Его остановили резко, рывком за сцепленные кисти. Хрустнуло в
плечах, Роберт застонал, и его втолкнули в высокую арку, что
оказалась справа.
Помещение было большим. Огромным даже, насколько он успел
отметить. Чужаки не церемонясь бросили его лицом в гладкий,
холодный пол. Втянув ноздрями воздух, он закашлялся – от
малахитового стекла и несло мятным нашатырём!
Что-то где-то клацнуло, послышался гул, мигом передавшийся
слабой вибрацией нестерпимо воняющему полу. Его подняли и швырнули,
как того барашка в путах. Роберт не успел сообразить, что руки
свободны, и со всего маху врезался лицом в нечто твёрдое и
абсолютно прозрачное. По «стеклу» потекла кровь из разбитого носа,
не оставляя никакого следа.
Роберт забарахтался, вскочил. Колба! Чёртова стеклянная колба, о
которой говорил абориген!
Таких колб вдоль изогнутой стены залы, подсвеченных по верхней
окружности словно для выставки гигантских орхидей, стояло всего
пять. Но орхидея была одна. И обращались с ней совсем не
трепетно.
– Вика-а!! – кулак Роберта врезался в невидимую преграду.
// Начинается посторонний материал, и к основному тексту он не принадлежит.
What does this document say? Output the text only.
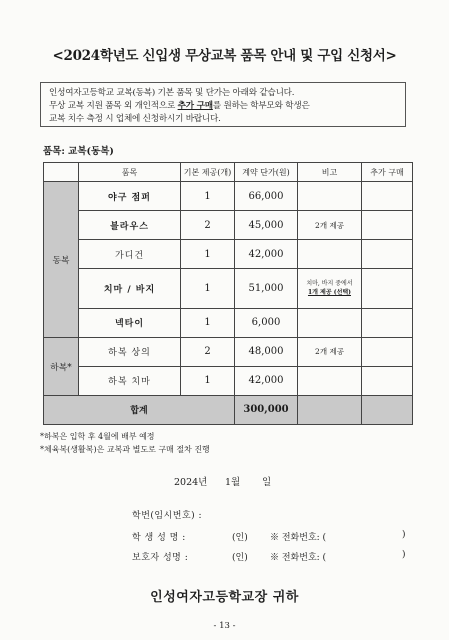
<2024학년도 신입생 무상교복 품목 안내 및 구입 신청서>
인성여자고등학교 교복(동복) 기본 품목 및 단가는 아래와 같습니다.
무상 교복 지원 품목 외 개인적으로 추가 구매를 원하는 학부모와 학생은
교복 치수 측정 시 업체에 신청하시기 바랍니다.
품목: 교복(동복)
	품목	기본 제공(개)	계약 단가(원)	비고	추가 구매
동복	야구 점퍼	1	66,000		
	블라우스	2	45,000	2개 제공	
	가디건	1	42,000		
	치마 / 바지	1	51,000	치마, 바지 중에서
1개 제공 (선택)	

	넥타이	1	6,000		
하복*	하복 상의	2	48,000	2개 제공	
	하복 치마	1	42,000		
합계			300,000		
*하복은 입학 후 4월에 배부 예정
*체육복(생활복)은 교복과 별도로 구매 절차 진행
2024년 1월 일
학번(임시번호) :
학 생 성 명 :	(인) ※ 전화번호: (	)
보호자 성명 :	(인) ※ 전화번호: (	)
인성여자고등학교장 귀하
- 13 -
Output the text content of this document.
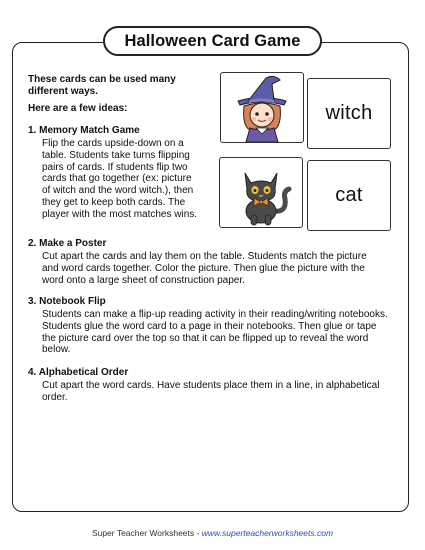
Halloween Card Game
These cards can be used many different ways.
Here are a few ideas:
1. Memory Match Game
Flip the cards upside-down on a
table. Students take turns flipping
pairs of cards. If students flip two
cards that go together (ex: picture
of witch and the word witch.), then
they get to keep both cards. The
player with the most matches wins.
2. Make a Poster
Cut apart the cards and lay them on the table. Students match the picture
and word cards together. Color the picture. Then glue the picture with the
word onto a large sheet of construction paper.
3. Notebook Flip
Students can make a flip-up reading activity in their reading/writing notebooks.
Students glue the word card to a page in their notebooks. Then glue or tape
the picture card over the top so that it can be flipped up to reveal the word
below.
4. Alphabetical Order
Cut apart the word cards. Have students place them in a line, in alphabetical
order.
witch
cat
Super Teacher Worksheets - www.superteacherworksheets.com
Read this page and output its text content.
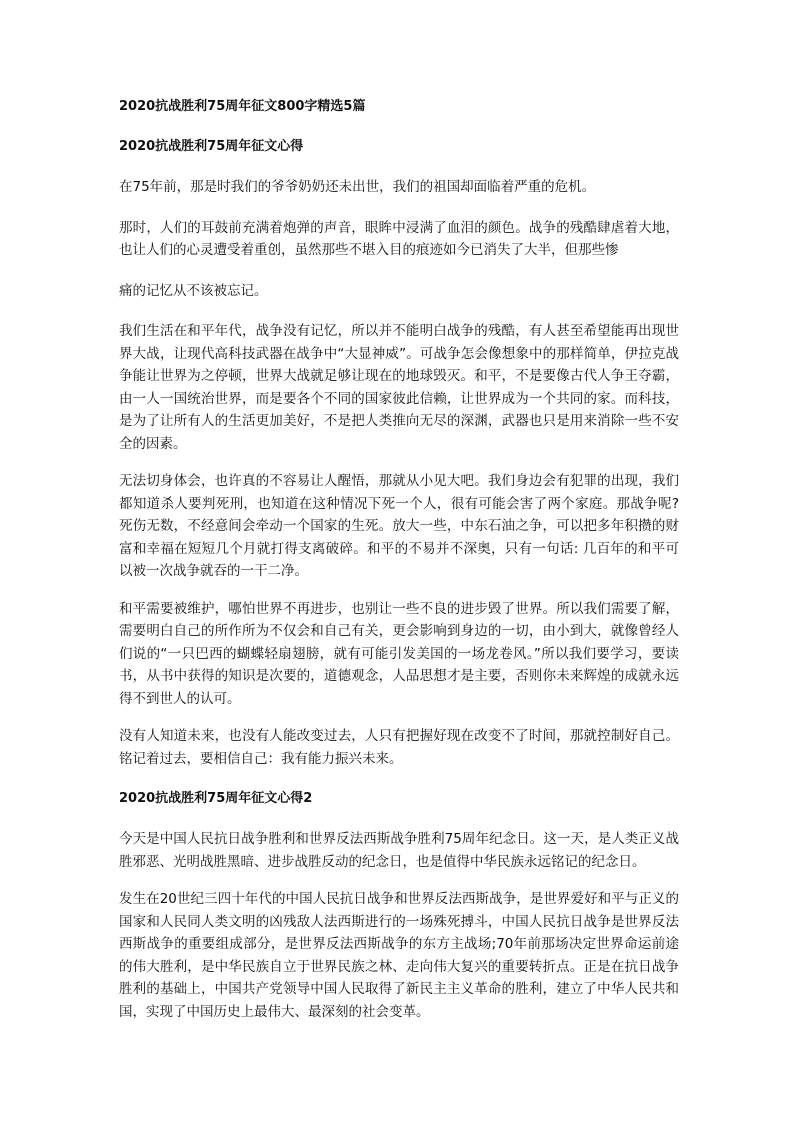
2020抗战胜利75周年征文800字精选5篇
2020抗战胜利75周年征文心得

在75年前，那是时我们的爷爷奶奶还未出世，我们的祖国却面临着严重的危机。

那时，人们的耳鼓前充满着炮弹的声音，眼眸中浸满了血泪的颜色。战争的残酷肆虐着大地，也让人们的心灵遭受着重创，虽然那些不堪入目的痕迹如今已消失了大半，但那些惨

痛的记忆从不该被忘记。

我们生活在和平年代，战争没有记忆，所以并不能明白战争的残酷，有人甚至希望能再出现世界大战，让现代高科技武器在战争中“大显神威”。可战争怎会像想象中的那样简单，伊拉克战争能让世界为之停顿，世界大战就足够让现在的地球毁灭。和平，不是要像古代人争王夺霸，由一人一国统治世界，而是要各个不同的国家彼此信赖，让世界成为一个共同的家。而科技，是为了让所有人的生活更加美好，不是把人类推向无尽的深渊，武器也只是用来消除一些不安全的因素。

无法切身体会，也许真的不容易让人醒悟，那就从小见大吧。我们身边会有犯罪的出现，我们都知道杀人要判死刑，也知道在这种情况下死一个人，很有可能会害了两个家庭。那战争呢?死伤无数，不经意间会牵动一个国家的生死。放大一些，中东石油之争，可以把多年积攒的财富和幸福在短短几个月就打得支离破碎。和平的不易并不深奥，只有一句话: 几百年的和平可以被一次战争就吞的一干二净。

和平需要被维护，哪怕世界不再进步，也别让一些不良的进步毁了世界。所以我们需要了解，需要明白自己的所作所为不仅会和自己有关，更会影响到身边的一切，由小到大，就像曾经人们说的“一只巴西的蝴蝶轻扇翅膀，就有可能引发美国的一场龙卷风。”所以我们要学习，要读书，从书中获得的知识是次要的，道德观念，人品思想才是主要，否则你未来辉煌的成就永远得不到世人的认可。

没有人知道未来，也没有人能改变过去，人只有把握好现在改变不了时间，那就控制好自己。铭记着过去，要相信自己：我有能力振兴未来。

2020抗战胜利75周年征文心得2

今天是中国人民抗日战争胜利和世界反法西斯战争胜利75周年纪念日。这一天，是人类正义战胜邪恶、光明战胜黑暗、进步战胜反动的纪念日，也是值得中华民族永远铭记的纪念日。

发生在20世纪三四十年代的中国人民抗日战争和世界反法西斯战争，是世界爱好和平与正义的国家和人民同人类文明的凶残敌人法西斯进行的一场殊死搏斗，中国人民抗日战争是世界反法西斯战争的重要组成部分，是世界反法西斯战争的东方主战场;70年前那场决定世界命运前途的伟大胜利，是中华民族自立于世界民族之林、走向伟大复兴的重要转折点。正是在抗日战争胜利的基础上，中国共产党领导中国人民取得了新民主主义革命的胜利，建立了中华人民共和国，实现了中国历史上最伟大、最深刻的社会变革。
Она не реагировала. Лежала на полу колбы, как-то странно
распластавшись. Как ни колотил Роберт, как ни кричал, всё
впустую.
Белотелые потеряли к пленникам всякий интерес. Роберт прощупал
«стекло» везде, где дотянулся. Непонятно как он вообще попал
внутрь: ни швов, ни стыков, ничего. И оно совсем не бликовало. Свет
расположенных над колбами кольцевидных ламп словно «не замечал»
его, проходя насквозь без малейшего преломления или отражения. На
нём даже отпечатков и кровяных подтёков не оставалось...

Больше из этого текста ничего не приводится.